В курсе лекций по проблемам философии в кружке Бахтина в Ленинграде (1924) вариация этой мысли передается в неокантианской терминологии как «плоть трансгредиентных моментов» (сознания), которые, вопреки современному «нигилизму», «растворены в единстве субъекта быть не могут» [6, с. 331]. Вот, вероятно, почему роль «экзистенциальной» традиции в мышлении Бахтина не следует ни преуменьшать, ни преувеличивать: она у него, можно сказать, встроена в систематическое единство бытийноисторической «архитектоники», как это характерно для некоторых современников (Ф. Розенцвейг, отчасти М. Хайдеггер). В той же лекции в своем кружке идея историчности сознания переносится в сферу собственно мышления: «В каждой мысли есть момент проблемы и момент тезиса; в проблеме, мысль выходит сама за себя [6, с. 332].
В вышеупомянутой полемике с «материальной эстетикой» революционных лет (переворачивающей, но не преодолевающей основания идеализма и утопизма Нового времени), задача формулируется так : «Нужно перестать быть только самим собою, чтобы войти в историю (курсив мой. – В.М .) [6, с. 280]. Здесь это значит: футуристический разрыв с традицией, постулируемый «формальным методом» в гуманитарном мышлении, остается в границах отрицаемого, т. е. оборачивается изнанкой, которая «всегда хуже лица» [4, с. 285].
Эти и другие соображения молодого Бахтина выражают, в различных контекстах и вариациях, в сущности, одну и ту же «идею»: поступок, высказывание, сознание, культура, та или иная эпоха в своей относительно оправданной автономии, тем не менее, причастны тому, внутри чего они пребывают и самоопределяются в своей не риторической, не «монологический», но скорее гротескной идентичности.
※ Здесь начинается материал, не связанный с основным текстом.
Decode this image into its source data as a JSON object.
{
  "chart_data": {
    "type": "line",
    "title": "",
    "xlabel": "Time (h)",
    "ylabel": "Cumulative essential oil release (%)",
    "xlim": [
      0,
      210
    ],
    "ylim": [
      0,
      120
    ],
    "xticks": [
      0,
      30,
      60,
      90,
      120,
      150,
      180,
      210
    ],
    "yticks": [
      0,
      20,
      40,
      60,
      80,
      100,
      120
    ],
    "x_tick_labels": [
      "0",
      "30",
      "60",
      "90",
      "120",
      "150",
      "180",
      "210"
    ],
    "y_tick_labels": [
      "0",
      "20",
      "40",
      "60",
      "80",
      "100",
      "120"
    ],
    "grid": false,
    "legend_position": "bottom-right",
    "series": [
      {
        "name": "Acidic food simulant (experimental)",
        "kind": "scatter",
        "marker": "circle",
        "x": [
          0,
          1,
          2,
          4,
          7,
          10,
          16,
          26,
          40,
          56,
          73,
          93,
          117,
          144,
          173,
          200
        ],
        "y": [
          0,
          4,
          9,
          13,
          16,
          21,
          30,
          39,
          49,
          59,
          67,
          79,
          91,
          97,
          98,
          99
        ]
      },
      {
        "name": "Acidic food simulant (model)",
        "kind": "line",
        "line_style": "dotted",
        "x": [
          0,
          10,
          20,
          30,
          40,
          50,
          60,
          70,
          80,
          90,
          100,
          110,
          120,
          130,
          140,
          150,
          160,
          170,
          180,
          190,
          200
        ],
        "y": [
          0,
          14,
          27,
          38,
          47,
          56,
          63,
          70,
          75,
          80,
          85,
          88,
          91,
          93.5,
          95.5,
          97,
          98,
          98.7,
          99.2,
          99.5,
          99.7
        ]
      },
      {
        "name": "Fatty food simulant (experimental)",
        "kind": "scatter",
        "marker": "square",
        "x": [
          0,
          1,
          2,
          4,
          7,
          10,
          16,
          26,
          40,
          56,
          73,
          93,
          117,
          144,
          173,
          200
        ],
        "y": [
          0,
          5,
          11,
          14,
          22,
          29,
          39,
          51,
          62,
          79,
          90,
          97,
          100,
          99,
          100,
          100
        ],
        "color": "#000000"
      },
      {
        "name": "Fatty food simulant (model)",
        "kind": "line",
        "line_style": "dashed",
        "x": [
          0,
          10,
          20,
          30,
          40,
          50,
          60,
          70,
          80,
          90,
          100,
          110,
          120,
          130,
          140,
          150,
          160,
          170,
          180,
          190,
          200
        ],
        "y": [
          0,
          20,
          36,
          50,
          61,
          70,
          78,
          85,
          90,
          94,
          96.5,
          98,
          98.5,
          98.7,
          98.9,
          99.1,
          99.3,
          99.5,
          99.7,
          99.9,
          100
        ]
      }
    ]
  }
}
Понятие «гротескного реализма», как известно, обосновано нашим автором в книге о Рабле в контексте исторической поэтики и эстетики [8, с. 41 и следующие]; здесь это понятие характеризует особый тип «двутелого тела», «гротескного тела» в истории европейской литературы и искусства. Этот принцип во втором издании книги о Достоевском (1963) принял жанровую форму взаимоотношения между сознаниями «героев-идеологов» в романах русского писателя. Между тем, исток идеи «полифонии голосов» находим уже в программном тексте «К философии поступка» (1921/22), именно – в феноменологическом описании сознания, или я , как причастно автономного другому в трех своих исхождениях за себя: «я-для-себя», «другой-для-меня», «я-для другого» [6, c. 49]. Последующее развитие бахтинской философии, таким образом, совершается на уже разработанном в программный период социально-онтологическом основании и должно мыслиться и пониматься, в первую очередь, в отношении к этому основанию, а уже во вторую и третью очередь - в отношении того, с кем из старших и младших современников Бахтина перспективно сравнивать.
Диалог
Термин «диалог» впервые вводится Бахтиным в книге о философии языка (1929), написанной от лица как бы марксиста и в развитие его фундаментальной онтологии не в привычном и узком, а в «широком» значении слова: « Диалог , в узком смысле слова, является, конечно, одной из форм, правда – важнейшей, речевого взаимодействия. Но можно понимать диалог широко , понимая под ним не только непосредственное громкое речевое общение людей лицом к лицу , а всякое речевое общение, какого бы типа оно ни было. Книга, т. е. печатное речевое выступление, является элементом речевого общения» (курсив мой. – В.М .) [4, с. 429].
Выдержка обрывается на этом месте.